Monday, February 14, 2011

An Open Letter to Kathleen Sibelius, Secretary HHS

Kathleen SebeliusImage via Wikipedia

Dear Madame Secretary Sibelius,

I am writing to you today in desperation.  I am convinced that unless the United States follows a path other than its current one, we will face an onslaught of Superbugs with no new antibiotics to fight the battle and protect our citizens.  I address my concerns to you in particular because the FDA, working under your aegis, is leading us to an untenable situation and they are not changing course.

I feel like I have tried everything.  I have written letters to prestigious medical journals, I speak with the FDA Office of Anti-infectives and Opthalmology on a regular basis, I published a book on the antibiotic problem last year, I write a blog and I speak at various forums.  I was a participant in the whitepaper published in 2004 by the Infectious Diseases Society of America entitled Bad Bugs, No Drugs where we warned of the public health threat and suggested a variety of pragmatic approaches to avoid the worst.  And I have not been alone in this effort.  Yet all this work has been to no avail.

The FDA has listed its accomplishments in antibiotic development in testimony by Dr. Janet Woodcock to Congress last year.  They note that they have now published a series of guidance documents clearly laying out a pathway for industry to develop needed antibiotics.  Unfortunately, most of those guidances call for a pathway that is quite simply infeasible or irrelevant to the clinicians treating the infections in question.  For example, the most recent guidance relates to registering drugs for the treatment of pneumonia acquired in hospitals.  This is a very serious infection and there is a desperate need for new antibiotics to treat these infections since many of the bacteria responsible are antibiotic-resistant. But the guidance specifies the size of clinical trials required for registration and this trial size is not achievable in today’s world- or at least not without spending hundreds of millions of dollars and running the trials for 5 years or longer. For an antibiotic that will never earn the return that a drug like Lipitor will, these trials just do not make sense.  This seems incredible to me since I know how much time and effort is required for the agency to publish these guidance documents.  Why would they promulgate infeasible or irrelevant requirements?  The charitable answer is that the FDA is so far removed from both clinical practice and from the industry it regulates that it no longer understands what is feasible and what is not.

While a number of factors contribute to our current lack of antibiotics in the pipeline, the FDA stance is the factor most readily reversed.  The FDA roadblock can only serve to further dissuade companies from working in the area. There has been a continual loss of large pharmaceutical companies working in antibiotics. Pfizer is the latest departure. Since large companies are the main resource for small companies to fund expensive late-stage clinical trials, the loss of large companies leads to an investment climate for small companies working on antibiotics that is going from bad to worse.
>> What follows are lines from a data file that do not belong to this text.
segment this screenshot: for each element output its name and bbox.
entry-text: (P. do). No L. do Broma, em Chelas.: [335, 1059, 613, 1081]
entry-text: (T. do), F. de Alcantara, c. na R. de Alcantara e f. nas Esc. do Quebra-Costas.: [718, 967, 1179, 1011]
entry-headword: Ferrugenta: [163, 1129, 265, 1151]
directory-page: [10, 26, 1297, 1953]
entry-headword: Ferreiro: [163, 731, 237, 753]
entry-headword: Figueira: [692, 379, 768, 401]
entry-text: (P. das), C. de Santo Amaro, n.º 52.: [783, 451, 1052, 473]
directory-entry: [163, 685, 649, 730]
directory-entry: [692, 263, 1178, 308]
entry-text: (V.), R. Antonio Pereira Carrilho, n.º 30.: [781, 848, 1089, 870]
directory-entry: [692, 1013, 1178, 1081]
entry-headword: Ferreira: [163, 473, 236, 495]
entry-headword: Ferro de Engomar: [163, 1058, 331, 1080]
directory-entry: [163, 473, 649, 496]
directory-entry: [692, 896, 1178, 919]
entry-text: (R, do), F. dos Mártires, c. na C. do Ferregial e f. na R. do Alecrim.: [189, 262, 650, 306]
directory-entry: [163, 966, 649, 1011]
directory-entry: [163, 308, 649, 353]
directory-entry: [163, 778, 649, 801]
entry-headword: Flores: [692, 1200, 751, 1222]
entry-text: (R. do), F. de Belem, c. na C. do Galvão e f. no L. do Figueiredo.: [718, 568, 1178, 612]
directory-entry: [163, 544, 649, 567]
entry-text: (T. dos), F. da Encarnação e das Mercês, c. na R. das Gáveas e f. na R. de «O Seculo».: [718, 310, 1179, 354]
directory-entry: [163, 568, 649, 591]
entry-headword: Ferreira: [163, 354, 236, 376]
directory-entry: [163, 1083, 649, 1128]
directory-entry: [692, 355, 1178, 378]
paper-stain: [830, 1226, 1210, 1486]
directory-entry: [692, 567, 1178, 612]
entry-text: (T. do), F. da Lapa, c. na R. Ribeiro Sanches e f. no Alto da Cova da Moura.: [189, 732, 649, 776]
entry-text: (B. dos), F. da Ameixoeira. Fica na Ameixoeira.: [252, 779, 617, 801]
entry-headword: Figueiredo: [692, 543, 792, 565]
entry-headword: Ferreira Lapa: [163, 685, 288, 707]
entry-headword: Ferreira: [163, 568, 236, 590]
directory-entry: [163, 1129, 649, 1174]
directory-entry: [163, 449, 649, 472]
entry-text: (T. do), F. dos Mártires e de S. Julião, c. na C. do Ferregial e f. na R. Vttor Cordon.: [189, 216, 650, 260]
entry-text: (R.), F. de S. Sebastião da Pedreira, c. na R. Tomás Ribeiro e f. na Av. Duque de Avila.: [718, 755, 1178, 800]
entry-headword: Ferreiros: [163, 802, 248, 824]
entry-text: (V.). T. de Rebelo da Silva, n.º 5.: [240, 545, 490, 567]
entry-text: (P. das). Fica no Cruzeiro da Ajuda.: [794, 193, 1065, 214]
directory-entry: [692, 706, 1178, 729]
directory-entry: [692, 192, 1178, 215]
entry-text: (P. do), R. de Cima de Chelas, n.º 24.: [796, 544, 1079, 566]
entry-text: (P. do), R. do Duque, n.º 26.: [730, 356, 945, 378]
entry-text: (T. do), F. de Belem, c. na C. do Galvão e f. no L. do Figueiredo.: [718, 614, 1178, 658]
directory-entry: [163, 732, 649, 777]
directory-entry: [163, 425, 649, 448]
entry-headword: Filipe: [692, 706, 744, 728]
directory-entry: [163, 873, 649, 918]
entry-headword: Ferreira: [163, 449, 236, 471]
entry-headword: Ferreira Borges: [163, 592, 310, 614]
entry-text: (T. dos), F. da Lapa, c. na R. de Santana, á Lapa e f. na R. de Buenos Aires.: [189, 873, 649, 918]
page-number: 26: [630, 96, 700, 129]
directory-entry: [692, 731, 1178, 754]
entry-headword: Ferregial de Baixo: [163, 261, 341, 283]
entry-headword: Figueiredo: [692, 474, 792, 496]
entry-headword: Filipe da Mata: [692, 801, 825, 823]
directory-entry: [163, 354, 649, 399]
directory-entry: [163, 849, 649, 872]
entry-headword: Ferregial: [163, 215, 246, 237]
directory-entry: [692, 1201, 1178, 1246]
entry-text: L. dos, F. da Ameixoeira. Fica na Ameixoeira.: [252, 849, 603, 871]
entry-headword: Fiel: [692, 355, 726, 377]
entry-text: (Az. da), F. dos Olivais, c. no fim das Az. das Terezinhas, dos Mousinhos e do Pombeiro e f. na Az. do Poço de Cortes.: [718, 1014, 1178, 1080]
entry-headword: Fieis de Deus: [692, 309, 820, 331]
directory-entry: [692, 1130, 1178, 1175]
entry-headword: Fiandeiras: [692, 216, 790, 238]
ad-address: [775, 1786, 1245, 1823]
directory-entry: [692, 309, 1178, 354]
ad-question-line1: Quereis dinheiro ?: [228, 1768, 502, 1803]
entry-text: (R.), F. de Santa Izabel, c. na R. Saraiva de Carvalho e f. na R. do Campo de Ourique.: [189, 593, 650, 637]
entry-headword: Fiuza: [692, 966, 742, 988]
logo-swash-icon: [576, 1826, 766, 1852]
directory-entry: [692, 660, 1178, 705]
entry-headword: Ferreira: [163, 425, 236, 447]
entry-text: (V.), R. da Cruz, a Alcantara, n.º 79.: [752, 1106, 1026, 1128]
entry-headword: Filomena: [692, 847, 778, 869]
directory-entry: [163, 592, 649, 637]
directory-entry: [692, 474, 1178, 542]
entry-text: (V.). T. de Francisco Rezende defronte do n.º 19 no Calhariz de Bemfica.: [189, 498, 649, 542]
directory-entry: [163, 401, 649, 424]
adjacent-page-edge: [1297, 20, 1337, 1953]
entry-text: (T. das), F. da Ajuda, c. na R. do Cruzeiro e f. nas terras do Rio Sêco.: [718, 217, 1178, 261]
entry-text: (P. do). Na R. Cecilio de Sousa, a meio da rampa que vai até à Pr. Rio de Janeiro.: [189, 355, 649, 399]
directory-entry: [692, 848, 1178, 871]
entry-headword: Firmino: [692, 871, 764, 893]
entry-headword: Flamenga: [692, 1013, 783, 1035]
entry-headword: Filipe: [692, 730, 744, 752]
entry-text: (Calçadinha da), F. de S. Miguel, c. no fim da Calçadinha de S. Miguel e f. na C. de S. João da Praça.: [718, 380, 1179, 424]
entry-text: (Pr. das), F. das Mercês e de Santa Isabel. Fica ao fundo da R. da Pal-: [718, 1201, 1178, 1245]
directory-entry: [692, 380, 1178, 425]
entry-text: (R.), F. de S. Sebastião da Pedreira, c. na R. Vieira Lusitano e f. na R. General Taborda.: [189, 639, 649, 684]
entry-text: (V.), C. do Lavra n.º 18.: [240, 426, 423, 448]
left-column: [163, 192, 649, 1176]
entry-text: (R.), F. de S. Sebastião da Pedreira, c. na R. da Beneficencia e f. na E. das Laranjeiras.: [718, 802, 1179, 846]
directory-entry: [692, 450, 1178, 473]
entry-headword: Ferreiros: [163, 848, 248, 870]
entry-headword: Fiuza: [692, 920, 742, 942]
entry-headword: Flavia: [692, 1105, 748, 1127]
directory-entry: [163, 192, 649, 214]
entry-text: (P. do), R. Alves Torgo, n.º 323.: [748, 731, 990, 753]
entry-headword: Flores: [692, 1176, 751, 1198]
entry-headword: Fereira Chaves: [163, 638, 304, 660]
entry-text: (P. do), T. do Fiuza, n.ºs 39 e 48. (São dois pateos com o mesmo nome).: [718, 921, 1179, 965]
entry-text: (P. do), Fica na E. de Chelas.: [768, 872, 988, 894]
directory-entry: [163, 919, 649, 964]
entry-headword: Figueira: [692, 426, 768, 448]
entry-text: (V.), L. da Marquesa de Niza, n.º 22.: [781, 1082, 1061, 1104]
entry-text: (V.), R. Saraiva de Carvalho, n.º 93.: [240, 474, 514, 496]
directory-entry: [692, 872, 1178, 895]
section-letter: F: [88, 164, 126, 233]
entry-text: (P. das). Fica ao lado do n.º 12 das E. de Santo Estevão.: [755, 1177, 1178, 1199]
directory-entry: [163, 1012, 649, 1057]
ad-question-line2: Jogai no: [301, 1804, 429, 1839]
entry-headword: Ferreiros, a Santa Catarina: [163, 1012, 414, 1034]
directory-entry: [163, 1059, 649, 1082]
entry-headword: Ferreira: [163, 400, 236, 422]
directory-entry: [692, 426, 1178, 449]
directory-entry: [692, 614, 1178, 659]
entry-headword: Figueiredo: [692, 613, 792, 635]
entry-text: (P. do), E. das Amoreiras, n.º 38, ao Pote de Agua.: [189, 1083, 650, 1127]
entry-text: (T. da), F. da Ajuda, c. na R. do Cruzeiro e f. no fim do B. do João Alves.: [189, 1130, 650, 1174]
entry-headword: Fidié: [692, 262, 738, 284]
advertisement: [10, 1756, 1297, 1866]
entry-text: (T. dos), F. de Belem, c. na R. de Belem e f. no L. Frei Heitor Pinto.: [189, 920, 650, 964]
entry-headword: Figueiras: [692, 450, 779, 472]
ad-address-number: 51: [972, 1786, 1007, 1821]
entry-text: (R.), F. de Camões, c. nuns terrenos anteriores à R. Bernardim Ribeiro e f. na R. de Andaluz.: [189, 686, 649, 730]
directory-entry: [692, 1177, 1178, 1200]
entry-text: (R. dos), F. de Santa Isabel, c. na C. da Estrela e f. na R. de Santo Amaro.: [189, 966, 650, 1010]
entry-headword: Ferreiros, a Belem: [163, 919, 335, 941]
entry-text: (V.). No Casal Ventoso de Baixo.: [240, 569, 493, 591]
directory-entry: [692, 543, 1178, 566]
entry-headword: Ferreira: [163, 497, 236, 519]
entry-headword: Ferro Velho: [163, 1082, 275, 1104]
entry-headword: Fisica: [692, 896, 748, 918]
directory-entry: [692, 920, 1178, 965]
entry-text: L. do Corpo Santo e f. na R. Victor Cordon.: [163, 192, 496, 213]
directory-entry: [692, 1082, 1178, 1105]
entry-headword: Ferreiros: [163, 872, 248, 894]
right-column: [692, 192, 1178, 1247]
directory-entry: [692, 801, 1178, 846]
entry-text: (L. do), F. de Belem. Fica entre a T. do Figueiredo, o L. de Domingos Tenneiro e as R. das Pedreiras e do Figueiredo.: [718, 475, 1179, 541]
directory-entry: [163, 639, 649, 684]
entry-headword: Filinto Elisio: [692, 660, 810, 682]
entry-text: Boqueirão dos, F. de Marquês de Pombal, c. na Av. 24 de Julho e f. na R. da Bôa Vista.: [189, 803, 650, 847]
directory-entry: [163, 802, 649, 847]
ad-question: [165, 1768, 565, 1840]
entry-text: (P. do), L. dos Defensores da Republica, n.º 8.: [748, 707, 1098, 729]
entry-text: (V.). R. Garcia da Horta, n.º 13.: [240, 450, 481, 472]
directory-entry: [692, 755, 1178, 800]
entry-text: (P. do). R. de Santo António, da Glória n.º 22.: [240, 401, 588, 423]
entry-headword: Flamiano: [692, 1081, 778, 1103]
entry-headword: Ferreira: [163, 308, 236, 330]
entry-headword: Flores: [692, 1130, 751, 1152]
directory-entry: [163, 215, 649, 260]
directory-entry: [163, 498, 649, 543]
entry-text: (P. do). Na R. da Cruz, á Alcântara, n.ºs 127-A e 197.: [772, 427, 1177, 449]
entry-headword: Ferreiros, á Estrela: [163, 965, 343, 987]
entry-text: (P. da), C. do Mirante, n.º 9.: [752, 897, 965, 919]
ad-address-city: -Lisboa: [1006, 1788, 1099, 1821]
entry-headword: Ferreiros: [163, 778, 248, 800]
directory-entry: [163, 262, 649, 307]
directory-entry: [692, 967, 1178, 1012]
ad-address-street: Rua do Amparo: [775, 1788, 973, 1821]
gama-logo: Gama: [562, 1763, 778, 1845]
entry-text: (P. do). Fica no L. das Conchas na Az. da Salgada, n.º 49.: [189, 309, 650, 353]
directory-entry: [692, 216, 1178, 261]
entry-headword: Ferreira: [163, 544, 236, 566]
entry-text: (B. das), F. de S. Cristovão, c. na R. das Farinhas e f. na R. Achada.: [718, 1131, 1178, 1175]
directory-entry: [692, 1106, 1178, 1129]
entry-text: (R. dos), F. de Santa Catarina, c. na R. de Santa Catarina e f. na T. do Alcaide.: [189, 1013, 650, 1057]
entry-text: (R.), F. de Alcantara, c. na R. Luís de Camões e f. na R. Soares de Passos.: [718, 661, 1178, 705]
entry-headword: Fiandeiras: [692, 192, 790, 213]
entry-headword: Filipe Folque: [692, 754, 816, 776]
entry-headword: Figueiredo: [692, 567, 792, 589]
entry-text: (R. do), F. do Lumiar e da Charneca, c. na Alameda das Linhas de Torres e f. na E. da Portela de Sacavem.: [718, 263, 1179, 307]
One of the solutions proposed to the problem has been to provide incentives to both industry and government to discover and develop new antibiotics.  But this will be throwing good money after bad if there is no way the new antibiotic can be approved in the US. We might just end up supplementing research that will ultimately benefit other countries but not our own.

The FDA stands alone in the world.  With few exceptions, no other countries are following the FDA’s lead here.  Notably, the FDA’s sister regulatory agency in Europe has declared that developing antibiotics active against resistant pathogens is their highest priority.  The FDA has made no such commitment – quite the opposite it seems.

I am at a loss to explain the FDA’s lurch into Neverland as far as antibiotics are concerned.  I can only assume that it is partly a response to political pressure to further distance themselves from industry and to increase their standards for both efficacy and safety.  But I consider that a lack of new antibiotics is also a serious safety issue – a fact that the FDA and their congressional critics appear to be ignoring.

In a recent speech entitled, “The FDA and Antibiotics - The Road to Global Irrelevance”, I suggested that we hit the reset button.  The FDA needs to start over.  Because I believe they are no longer competent to find their way, I ask you, Madame Secretary, to organize a task force reporting to you that will help them recover their bearings. Please let me know if I can be of any help.